Como foi demonstrado neste artigo, as ferramentas ARA, DDN e ARF, utilizadas no
plano da “Theory of Constraints”, são eficazes instrumentos na diagnose de “patologias
organizacionais”.
A partir de relatos de pessoas envolvidas no sistema em que se insere o CAq, bem
como do estudo do fluxo de obtenção do SAb, foi possível identificarmos os principais efeitos
indesejados atualmente existentes, e responder a questão de pesquisa proposta na introdução,
sugerindo ações que poderiam ser implementadas na tentativa de solucionar o conflito e
aperfeiçoar o processo.
Porém, a efetiva adoção das propostas elencadas neste trabalho, especialmente em
órgãos onde a cultura está tão rigidamente enraizada na estratégia, depende da
“desaprendizagem” parcial ou esquecimento da lógica dominante anterior (BETTIS e
PRAHALAD, 1995, apud MINTZBERG et al, 2000).

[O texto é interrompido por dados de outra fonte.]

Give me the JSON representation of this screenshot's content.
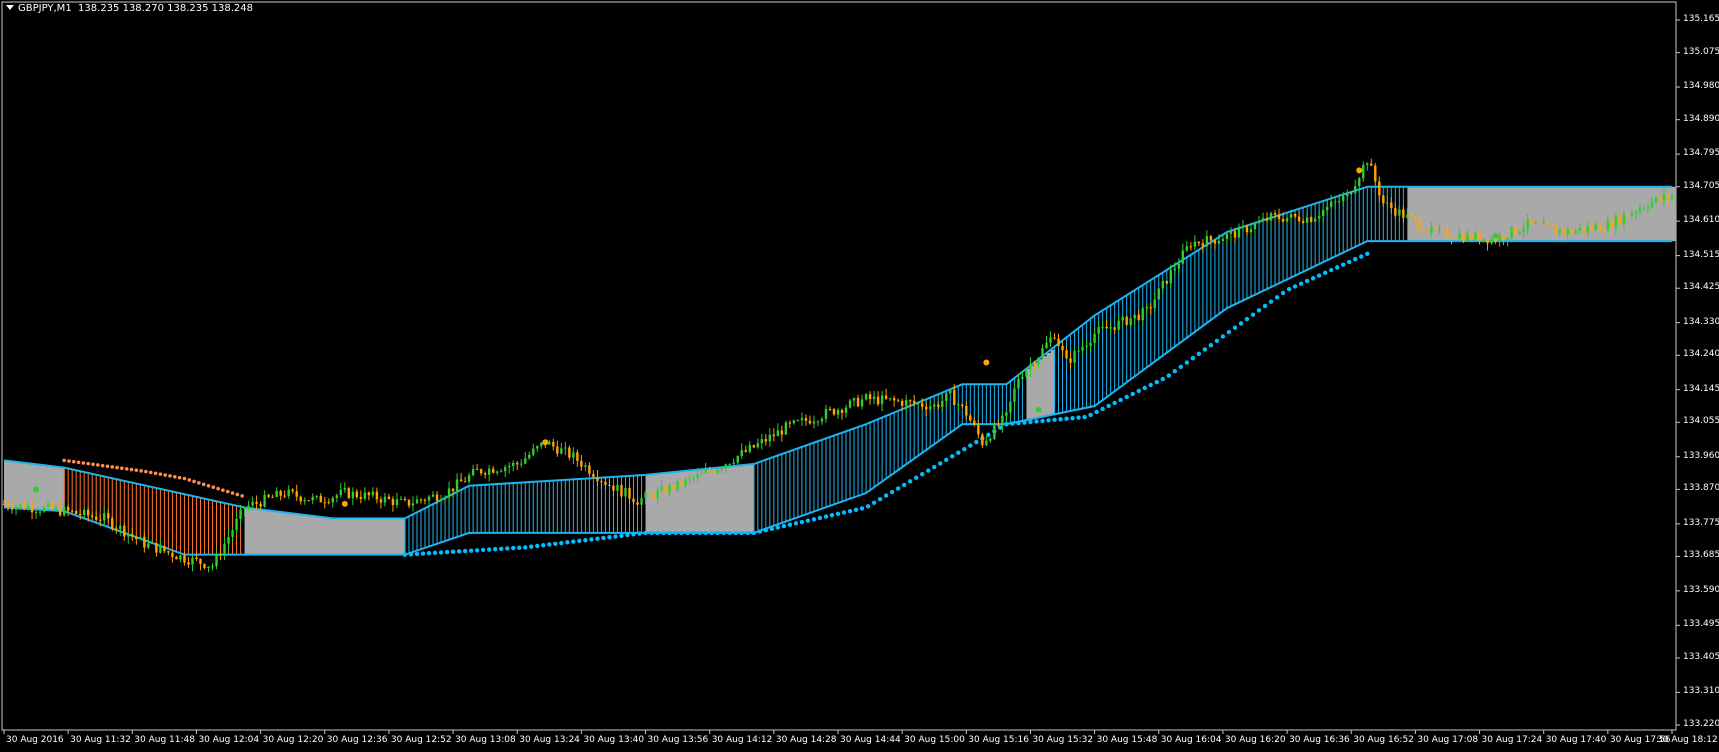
{
  "header": {
    "symbol": "GBPJPY,M1",
    "ohlc": "138.235 138.270 138.235 138.248"
  },
  "y_axis": {
    "labels": [
      "135.165",
      "135.075",
      "134.980",
      "134.890",
      "134.795",
      "134.705",
      "134.610",
      "134.515",
      "134.425",
      "134.330",
      "134.240",
      "134.145",
      "134.055",
      "133.960",
      "133.870",
      "133.775",
      "133.685",
      "133.590",
      "133.495",
      "133.405",
      "133.310",
      "133.220"
    ]
  },
  "x_axis": {
    "labels": [
      "30 Aug 2016",
      "30 Aug 11:32",
      "30 Aug 11:48",
      "30 Aug 12:04",
      "30 Aug 12:20",
      "30 Aug 12:36",
      "30 Aug 12:52",
      "30 Aug 13:08",
      "30 Aug 13:24",
      "30 Aug 13:40",
      "30 Aug 13:56",
      "30 Aug 14:12",
      "30 Aug 14:28",
      "30 Aug 14:44",
      "30 Aug 15:00",
      "30 Aug 15:16",
      "30 Aug 15:32",
      "30 Aug 15:48",
      "30 Aug 16:04",
      "30 Aug 16:20",
      "30 Aug 16:36",
      "30 Aug 16:52",
      "30 Aug 17:08",
      "30 Aug 17:24",
      "30 Aug 17:40",
      "30 Aug 17:56",
      "30 Aug 18:12"
    ]
  },
  "colors": {
    "background": "#000000",
    "frame": "#c8c8c8",
    "bull_candle": "#32cd32",
    "bear_candle": "#ffa500",
    "bull_cloud": "#1eb4f0",
    "bear_cloud": "#ff7832",
    "flat_cloud": "#a9a9a9",
    "trail_line": "#00bfff",
    "orange_line": "#ff8c50"
  },
  "chart_data": {
    "type": "candlestick",
    "symbol": "GBPJPY",
    "timeframe": "M1",
    "ylim": [
      133.22,
      135.165
    ],
    "x_range": [
      "11:16",
      "18:12"
    ],
    "price_path": [
      [
        0,
        133.83
      ],
      [
        15,
        133.81
      ],
      [
        25,
        133.79
      ],
      [
        35,
        133.72
      ],
      [
        45,
        133.68
      ],
      [
        52,
        133.66
      ],
      [
        60,
        133.82
      ],
      [
        70,
        133.86
      ],
      [
        78,
        133.84
      ],
      [
        85,
        133.86
      ],
      [
        92,
        133.85
      ],
      [
        100,
        133.83
      ],
      [
        110,
        133.86
      ],
      [
        118,
        133.92
      ],
      [
        128,
        133.94
      ],
      [
        135,
        134.0
      ],
      [
        142,
        133.96
      ],
      [
        150,
        133.89
      ],
      [
        158,
        133.84
      ],
      [
        168,
        133.88
      ],
      [
        176,
        133.92
      ],
      [
        186,
        133.98
      ],
      [
        195,
        134.04
      ],
      [
        205,
        134.08
      ],
      [
        215,
        134.12
      ],
      [
        225,
        134.11
      ],
      [
        232,
        134.1
      ],
      [
        236,
        134.13
      ],
      [
        240,
        134.08
      ],
      [
        244,
        134.0
      ],
      [
        250,
        134.07
      ],
      [
        253,
        134.18
      ],
      [
        258,
        134.24
      ],
      [
        262,
        134.3
      ],
      [
        265,
        134.22
      ],
      [
        272,
        134.3
      ],
      [
        285,
        134.36
      ],
      [
        290,
        134.45
      ],
      [
        296,
        134.55
      ],
      [
        302,
        134.56
      ],
      [
        308,
        134.58
      ],
      [
        316,
        134.62
      ],
      [
        326,
        134.62
      ],
      [
        335,
        134.68
      ],
      [
        340,
        134.78
      ],
      [
        344,
        134.66
      ],
      [
        350,
        134.62
      ],
      [
        356,
        134.58
      ],
      [
        364,
        134.57
      ],
      [
        372,
        134.56
      ],
      [
        380,
        134.6
      ],
      [
        390,
        134.58
      ],
      [
        400,
        134.6
      ],
      [
        410,
        134.66
      ],
      [
        416,
        134.68
      ]
    ],
    "kumo_top": [
      [
        0,
        133.95
      ],
      [
        15,
        133.93
      ],
      [
        60,
        133.82
      ],
      [
        82,
        133.79
      ],
      [
        85,
        133.79
      ],
      [
        100,
        133.79
      ],
      [
        116,
        133.88
      ],
      [
        160,
        133.91
      ],
      [
        187,
        133.94
      ],
      [
        215,
        134.05
      ],
      [
        239,
        134.16
      ],
      [
        250,
        134.16
      ],
      [
        272,
        134.35
      ],
      [
        305,
        134.58
      ],
      [
        340,
        134.705
      ],
      [
        416,
        134.705
      ]
    ],
    "kumo_bottom": [
      [
        0,
        133.82
      ],
      [
        15,
        133.81
      ],
      [
        45,
        133.69
      ],
      [
        60,
        133.69
      ],
      [
        100,
        133.69
      ],
      [
        116,
        133.75
      ],
      [
        160,
        133.75
      ],
      [
        187,
        133.75
      ],
      [
        215,
        133.86
      ],
      [
        239,
        134.05
      ],
      [
        250,
        134.05
      ],
      [
        272,
        134.1
      ],
      [
        305,
        134.37
      ],
      [
        340,
        134.555
      ],
      [
        416,
        134.555
      ]
    ],
    "trail_stop": [
      [
        100,
        133.69
      ],
      [
        130,
        133.71
      ],
      [
        160,
        133.75
      ],
      [
        187,
        133.75
      ],
      [
        215,
        133.82
      ],
      [
        250,
        134.05
      ],
      [
        270,
        134.07
      ],
      [
        290,
        134.18
      ],
      [
        305,
        134.3
      ],
      [
        320,
        134.42
      ],
      [
        340,
        134.52
      ]
    ],
    "orange_trail": [
      [
        15,
        133.95
      ],
      [
        35,
        133.92
      ],
      [
        45,
        133.9
      ],
      [
        60,
        133.85
      ]
    ]
  }
}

Devemos ter em mente que, não obstantes os aspectos culturais, segundo a escola
ambiental de estratégia, a organização precisa responder às forças do meio externo,
adaptando-se às mudanças, sob pena de ser “eliminada”. Ainda, embora algumas das decisões
em nível estratégico sejam discricionárias, , “a liderança torna-se um elemento passivo para
fins de ler o ambiente e garantir uma adaptação adequada pela organização” (MINTZBERG et
al, 2000).
Tendo em vista a versatilidade das possíveis aplicações do Processo de Raciocínio da
TOC, sugerimos a realização de novos estudos aplicando este método, inclusive considerando
o seu uso também em sistemas atípicos.